Imaginary time versus real time is a most confusing idea to understand. In order to understand time, one must see it from a different perspective. Hawking challenges your mind by stating:

“This might suggest that the so-called imaginary time is really the real time, and that what we call real time is just a figment of our imaginations. In real time, the universe has a beginning and an end at singularities that form a boundary to space-time and at which the laws of science break down. But in imaginary time, there are no singularities or boundaries. So maybe what we call imaginary time is really more basic, and what we call real is just an idea that we invent to help us describe what we think the universe is like.”

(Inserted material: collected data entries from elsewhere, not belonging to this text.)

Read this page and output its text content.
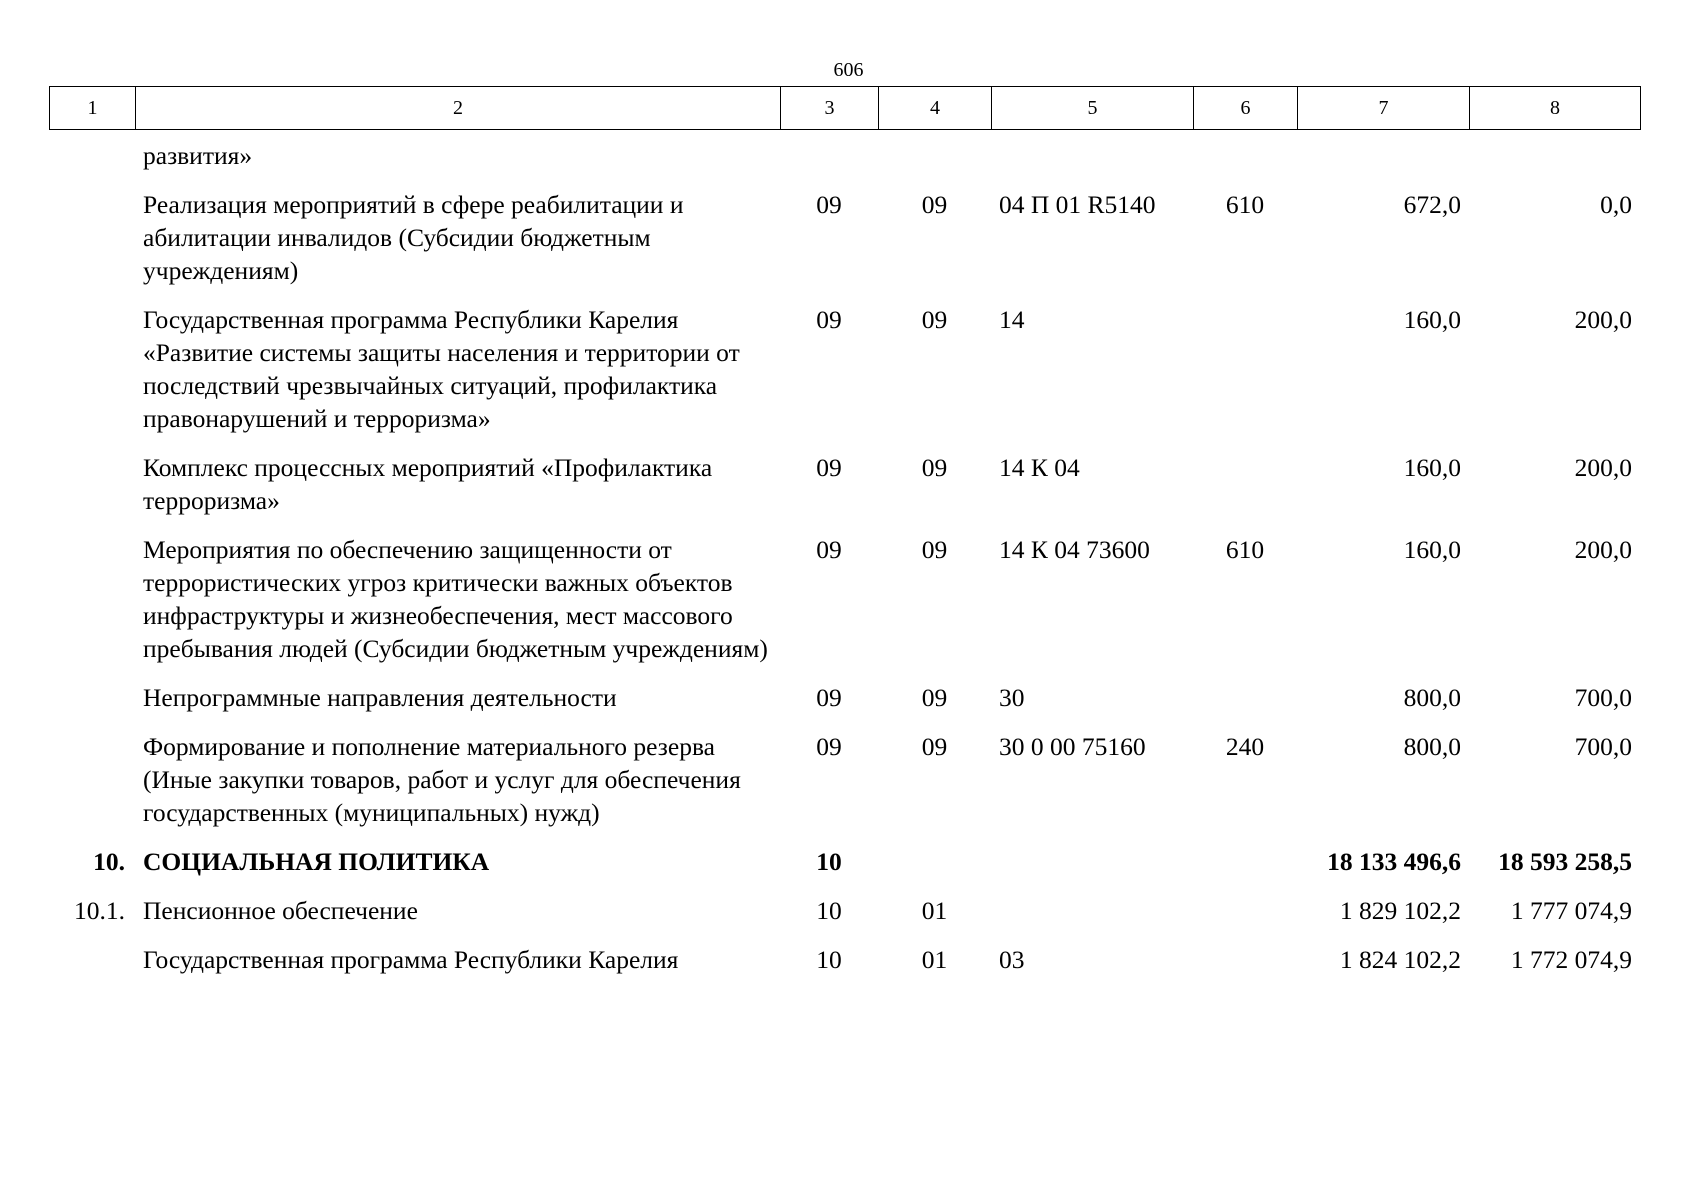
606
1	2	3	4	5	6	7	8
	развития»						
	Реализация мероприятий в сфере реабилитации и абилитации инвалидов (Субсидии бюджетным учреждениям)	09	09	04 П 01 R5140	610	672,0	0,0
	Государственная программа Республики Карелия «Развитие системы защиты населения и территории от последствий чрезвычайных ситуаций, профилактика правонарушений и терроризма»	09	09	14		160,0	200,0
	Комплекс процессных мероприятий «Профилактика терроризма»	09	09	14 К 04		160,0	200,0
	Мероприятия по обеспечению защищенности от террористических угроз критически важных объектов инфраструктуры и жизнеобеспечения, мест массового пребывания людей (Субсидии бюджетным учреждениям)	09	09	14 К 04 73600	610	160,0	200,0
	Непрограммные направления деятельности	09	09	30		800,0	700,0
	Формирование и пополнение материального резерва (Иные закупки товаров, работ и услуг для обеспечения государственных (муниципальных) нужд)	09	09	30 0 00 75160	240	800,0	700,0
10.	СОЦИАЛЬНАЯ ПОЛИТИКА	10				18 133 496,6	18 593 258,5
10.1.	Пенсионное обеспечение	10	01			1 829 102,2	1 777 074,9
	Государственная программа Республики Карелия	10	01	03		1 824 102,2	1 772 074,9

In recent years there has been more talk and theorizing about the space-time continuum and about Stephen Hawking’s No Boundary Proposal Theory. As always scientific theories are always sought to be answer or explain in any possible way. With that said, on February 4, 2008, Science Daily reported that a new particle accelerator, known as the Large Hadron Collider, was scheduled to begin operating in Geneva, Switzerland. This accelerator was supposed to go at a speed very close to the speed of light. At this speed, small particles, or “shapes” would be able to prove that Einstein, Hawking, and other physicist would be correct on their theories. The Large Hadron Collider was thought to be the answer that everyone was looking for. However, the answer has not yet been receive nor exploited to its fullest.

Timelessness, as described by various physicists, has been combined into the ultimate theory known as the String Theory. There could possibly be eleven dimensions within this universe, each with its own believes and each with its own theories. The String Theory is supposed to specifically combine quantum mechanics with general relativity. The reason for the mutual acceptance of this theory is the involvement of mathematics. Mathematics has allowed this theory to remain in existence since the Babylonians first established “the metric of flat 2-dimensional space by observation.” Even though this theory has been in existence since before Albert Einstein or any recent physicist, it has been excluded from physics because of its many changes and enhance as the years went by. The string theory has also been said to have crossed the line from the believable to the debatable.

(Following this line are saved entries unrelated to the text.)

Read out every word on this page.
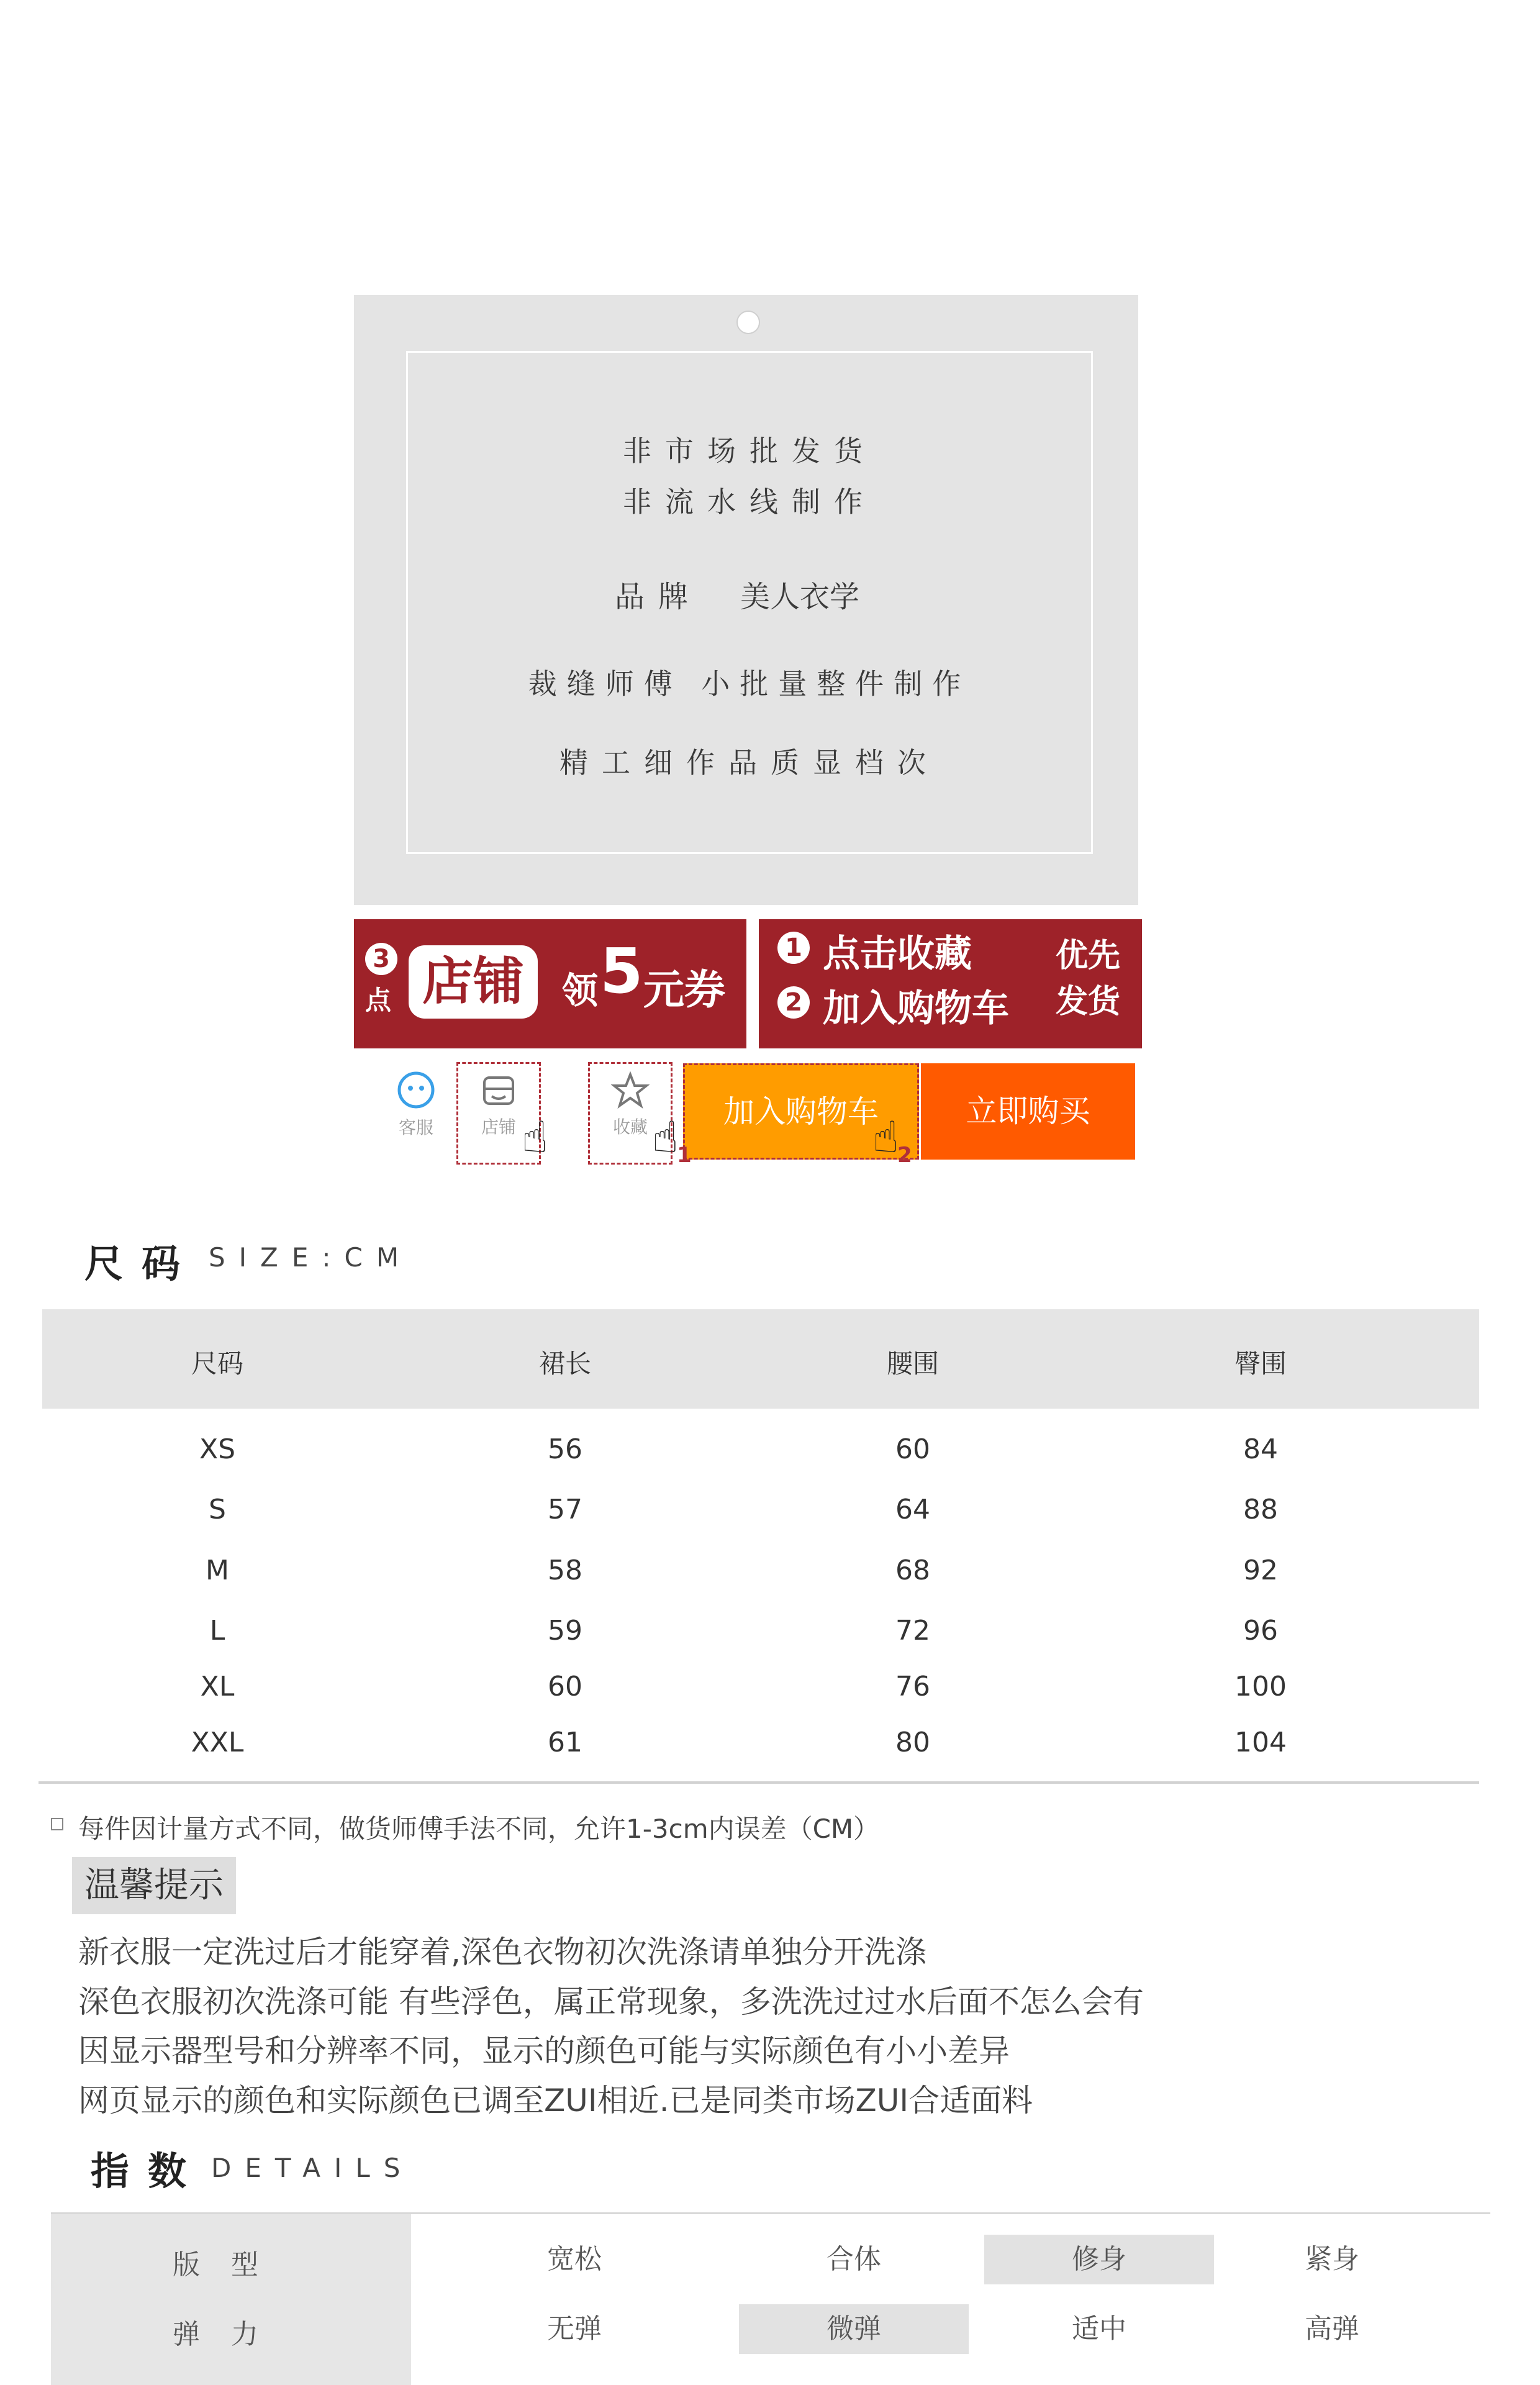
非市场批发货
非流水线制作
品牌 美人衣学
裁缝师傅 小批量整件制作
精工细作品质显档次
3
点 店铺	领 5 元券
1 点击收藏
2 加入购物车
优先
发货
客服	店铺	收藏	加入购物车	立即购买
☝ ☝
1	☝
2
尺码 SIZE:CM
尺码	裙长	腰围	臀围
XS	56	60	84
S	57	64	88
M	58	68	92
L	59	72	96
XL	60	76	100
XXL	61	80	104
每件因计量方式不同，做货师傅手法不同，允许1-3cm内误差（CM）
温馨提示
新衣服一定洗过后才能穿着,深色衣物初次洗涤请单独分开洗涤
深色衣服初次洗涤可能 有些浮色，属正常现象，多洗洗过过水后面不怎么会有
因显示器型号和分辨率不同，显示的颜色可能与实际颜色有小小差异
网页显示的颜色和实际颜色已调至ZUI相近.已是同类市场ZUI合适面料
指数 DETAILS
版型	宽松	合体	修身	紧身
弹力	无弹	微弹	适中	高弹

Einstein once asked the question: “How much choice did God have in constructing the universe?” Even though timelessness has many possible theories, they remain just that: theories. A set of questions set forth by Stephen Hawking gives the non-scientific person something to wonder about. These questions are:

1. What is it that breathes fire into the equations and makes a universe for them to describe?
2. Why does the universe go to all the bother of existing?
3. Is the unified theory so compelling that it brings about its own existence?
4. Or does it need a creator, if so, does he have any other effect on the universe and who created him?

Time and timelessness remain debatable. The theories at this point in time are accepted, but they still need to be fully examined and fully proven. Until that point in time occurs, scientists, philosophers, and all ordinary people will be able to discuss why we and the universe exist in a space-time continuum. As Stephen hawking says: “If we find the answer, it would be the ultimate triumph of human reason-for then we should know the mind of God.”